Сентенции эти изрекались не неожиданно - их предваряли почти незаметные признаки, не укрывавшиеся, однако, от того, кто наблюдал за стариком вблизи. Казалось, словно бы этот потемневший идол начинал вдруг проявлять признаки жизни, выражавшиеся в еле заметном дрожании огромных рук и крупного носа. Вслед за афоризмом снова наступало торжественное молчание. Тем временем дон Амансио стал приподниматься, но Марсело удержал его. Надо приготовить мате, пояснил старик.
- Колено что-то не разгибается, - прибавил он, усаживаясь снова. Потом, экономно заваривая мате, сокрушался: - Вот так-то, Эдельмиро. Еще никогда я не бывал в таком положении.
После небольшой паузы он выразил удивление ценой, которую заплатили за участок земли в Пунта-дель-Индио. Кажется, какой-то Фишер. Ему сказал об этом турок Госен.
Дон Эдельмиро приподнял веки, вроде бы заинтересовался.
- Турок, что держит лавку в Магдалене.
Но это же голое ущелье. Хотят там насадить бог весть какие деревья, из-за границы привезенные. Славное дело, слышал он. Славное, что и говорить.

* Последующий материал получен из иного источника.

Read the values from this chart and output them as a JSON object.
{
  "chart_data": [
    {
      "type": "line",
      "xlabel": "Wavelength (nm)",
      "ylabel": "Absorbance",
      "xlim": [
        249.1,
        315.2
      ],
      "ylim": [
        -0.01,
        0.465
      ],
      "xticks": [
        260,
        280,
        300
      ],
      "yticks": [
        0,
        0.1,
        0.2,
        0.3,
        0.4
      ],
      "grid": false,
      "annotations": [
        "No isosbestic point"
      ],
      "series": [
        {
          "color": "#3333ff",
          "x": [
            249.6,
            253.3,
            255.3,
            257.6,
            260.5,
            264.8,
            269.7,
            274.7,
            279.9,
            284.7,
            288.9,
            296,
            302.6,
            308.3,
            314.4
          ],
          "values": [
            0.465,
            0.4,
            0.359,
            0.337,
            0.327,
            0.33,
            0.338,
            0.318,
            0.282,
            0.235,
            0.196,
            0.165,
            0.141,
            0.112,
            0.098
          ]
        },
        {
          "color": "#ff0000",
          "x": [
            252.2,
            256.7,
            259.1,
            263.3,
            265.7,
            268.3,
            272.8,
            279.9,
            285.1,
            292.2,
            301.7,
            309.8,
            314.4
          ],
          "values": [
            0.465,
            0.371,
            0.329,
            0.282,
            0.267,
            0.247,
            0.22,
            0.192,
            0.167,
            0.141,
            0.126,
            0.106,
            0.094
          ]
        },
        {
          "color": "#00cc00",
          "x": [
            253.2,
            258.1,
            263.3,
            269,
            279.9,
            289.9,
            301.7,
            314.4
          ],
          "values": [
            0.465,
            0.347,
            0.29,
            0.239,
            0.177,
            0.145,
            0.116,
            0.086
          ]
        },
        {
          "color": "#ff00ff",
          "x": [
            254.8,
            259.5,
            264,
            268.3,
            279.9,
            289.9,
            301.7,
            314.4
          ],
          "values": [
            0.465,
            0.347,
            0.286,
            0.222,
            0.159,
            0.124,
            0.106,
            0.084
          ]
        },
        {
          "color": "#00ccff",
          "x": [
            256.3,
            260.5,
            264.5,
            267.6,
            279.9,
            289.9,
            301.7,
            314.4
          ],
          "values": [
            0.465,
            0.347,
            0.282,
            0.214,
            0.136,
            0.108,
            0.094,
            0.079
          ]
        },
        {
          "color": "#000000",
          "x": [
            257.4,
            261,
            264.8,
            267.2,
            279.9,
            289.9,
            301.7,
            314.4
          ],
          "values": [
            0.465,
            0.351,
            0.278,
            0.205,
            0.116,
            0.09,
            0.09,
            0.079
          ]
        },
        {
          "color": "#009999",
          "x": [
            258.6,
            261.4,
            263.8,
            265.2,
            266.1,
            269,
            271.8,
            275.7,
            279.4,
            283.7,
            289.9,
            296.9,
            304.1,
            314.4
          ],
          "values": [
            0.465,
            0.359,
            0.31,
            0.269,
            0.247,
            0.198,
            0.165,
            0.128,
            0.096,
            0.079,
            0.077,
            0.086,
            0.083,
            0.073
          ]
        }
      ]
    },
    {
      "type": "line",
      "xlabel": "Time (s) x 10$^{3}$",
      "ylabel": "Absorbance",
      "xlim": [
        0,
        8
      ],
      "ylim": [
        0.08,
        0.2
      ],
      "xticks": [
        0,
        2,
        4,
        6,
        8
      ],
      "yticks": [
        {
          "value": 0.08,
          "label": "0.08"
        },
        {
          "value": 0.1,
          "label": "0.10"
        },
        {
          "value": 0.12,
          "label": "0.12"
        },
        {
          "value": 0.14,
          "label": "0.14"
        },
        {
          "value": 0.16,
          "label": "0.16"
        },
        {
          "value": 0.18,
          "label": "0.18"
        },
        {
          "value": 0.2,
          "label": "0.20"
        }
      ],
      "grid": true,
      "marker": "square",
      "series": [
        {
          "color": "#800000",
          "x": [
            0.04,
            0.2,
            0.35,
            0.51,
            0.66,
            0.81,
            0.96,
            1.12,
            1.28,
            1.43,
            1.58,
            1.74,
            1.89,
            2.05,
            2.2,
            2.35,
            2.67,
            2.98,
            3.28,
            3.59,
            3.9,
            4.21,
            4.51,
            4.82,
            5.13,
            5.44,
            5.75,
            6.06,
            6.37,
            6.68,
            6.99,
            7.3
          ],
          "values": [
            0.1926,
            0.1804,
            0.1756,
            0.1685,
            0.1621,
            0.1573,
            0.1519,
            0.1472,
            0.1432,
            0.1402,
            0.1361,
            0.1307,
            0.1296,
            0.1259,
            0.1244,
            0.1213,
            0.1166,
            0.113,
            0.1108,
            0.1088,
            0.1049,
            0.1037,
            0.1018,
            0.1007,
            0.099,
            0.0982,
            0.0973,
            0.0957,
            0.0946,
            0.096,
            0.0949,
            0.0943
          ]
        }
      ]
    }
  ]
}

Глядя на улицу, дон Эдельмиро покачал головой.
Так прошли в молчании десять-пятнадцать минут, слышался только стук серебряных трубочек да посасывание мате.
- А помнишь, Эдельмиро, того молодчика - Хасинто Инсаурральде? - спросил, наконец, дон Амансио.

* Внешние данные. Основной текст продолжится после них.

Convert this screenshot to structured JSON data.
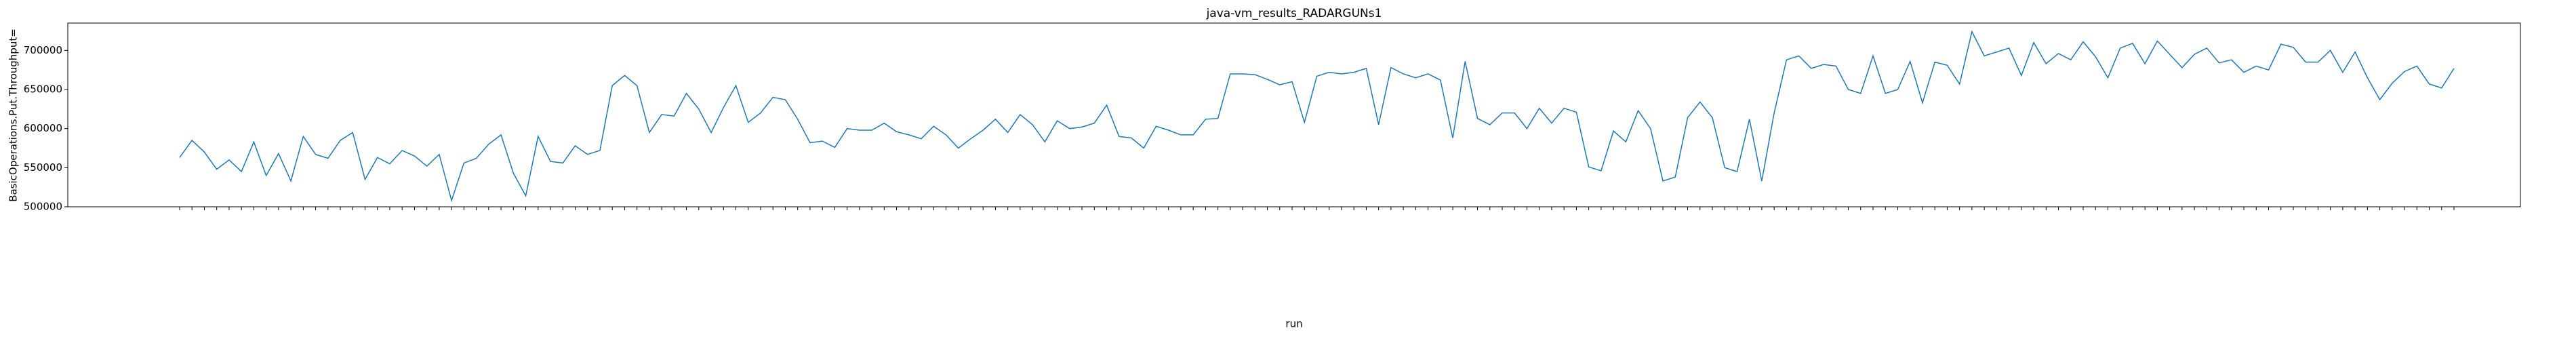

Дон Эдельмиро снова приоткрыл глаза.
- Ну да, как же! - настаивал дон Амансио. - Такой, помнишь, был франт.
Его друг закрыл глаза, возможно, рылся в своей памяти.
- Умирает от рака. Рак печени, хуже нет.
Дон Эдельмиро Лагос приоткрыл глаза, да так и застыл, то ли уже вспомнив Инсаурральде, то ли удивляясь. Однако по неподвижному пейзажу его лица определить это было невозможно. И все же, после минутного молчания, он изрек:
- Рак - это бич цивилизации.
Потом достал из кармана висевшие на золотой цепочке часы "лонжин" с тремя крышками, внимательно поглядел на циферблат, будто изучая сложный документ, изготовленный в его конторе, закрыл часы, осторожно сунул их обратно в карман и поднялся, собираясь уходить.
Смеркалось.
- Дедушка Амансио, - сказал внезапно Марсело, будто кто-то его подтолкнул.
- Да, мой мальчик.
Марсело почувствовал, как волна крови прихлынула к его лицу, и понял, что никогда не сумеет поговорить с дедом о пустующей комнатке в глубине квартиры.

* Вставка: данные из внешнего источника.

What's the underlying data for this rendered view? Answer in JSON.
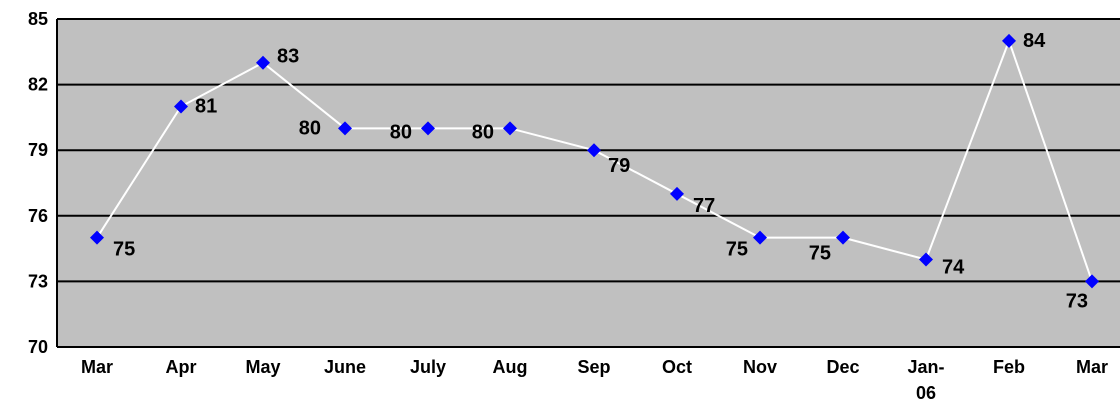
{
  "chart_data": {
    "type": "line",
    "categories": [
      "Mar",
      "Apr",
      "May",
      "June",
      "July",
      "Aug",
      "Sep",
      "Oct",
      "Nov",
      "Dec",
      "Jan-06",
      "Feb",
      "Mar"
    ],
    "series": [
      {
        "values": [
          75,
          81,
          83,
          80,
          80,
          80,
          79,
          77,
          75,
          75,
          74,
          84,
          73
        ],
        "data_labels": [
          "75",
          "81",
          "83",
          "80",
          "80",
          "80",
          "79",
          "77",
          "75",
          "75",
          "74",
          "84",
          "73"
        ]
      }
    ],
    "title": "",
    "xlabel": "",
    "ylabel": "",
    "ylim": [
      70,
      85
    ],
    "yticks": [
      70,
      73,
      76,
      79,
      82,
      85
    ],
    "ytick_labels": [
      "70",
      "73",
      "76",
      "79",
      "82",
      "85"
    ],
    "grid": "horizontal",
    "legend": "none",
    "colors": {
      "plot_background": "#c0c0c0",
      "gridline": "#000000",
      "line": "#ffffff",
      "marker": "#0000ff"
    }
  }
}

Дон Амансио ждал, что он скажет, внимательно и удивленно - как если бы в засушливой местности выпало несколько капель дождя.
- Нет… то есть… если будет заморозок, как вы говорите…
Старик с любопытством смотрел на него, машинально повторяя: "Да я же говорил, если стихнет памперо", - и думая: "Что это с Марселито".
А Марселито думал: "Славный дедушка Амансио - потертый сюртук, достойная, опрятная бедность, благородство обедневшего идальго, тактичность".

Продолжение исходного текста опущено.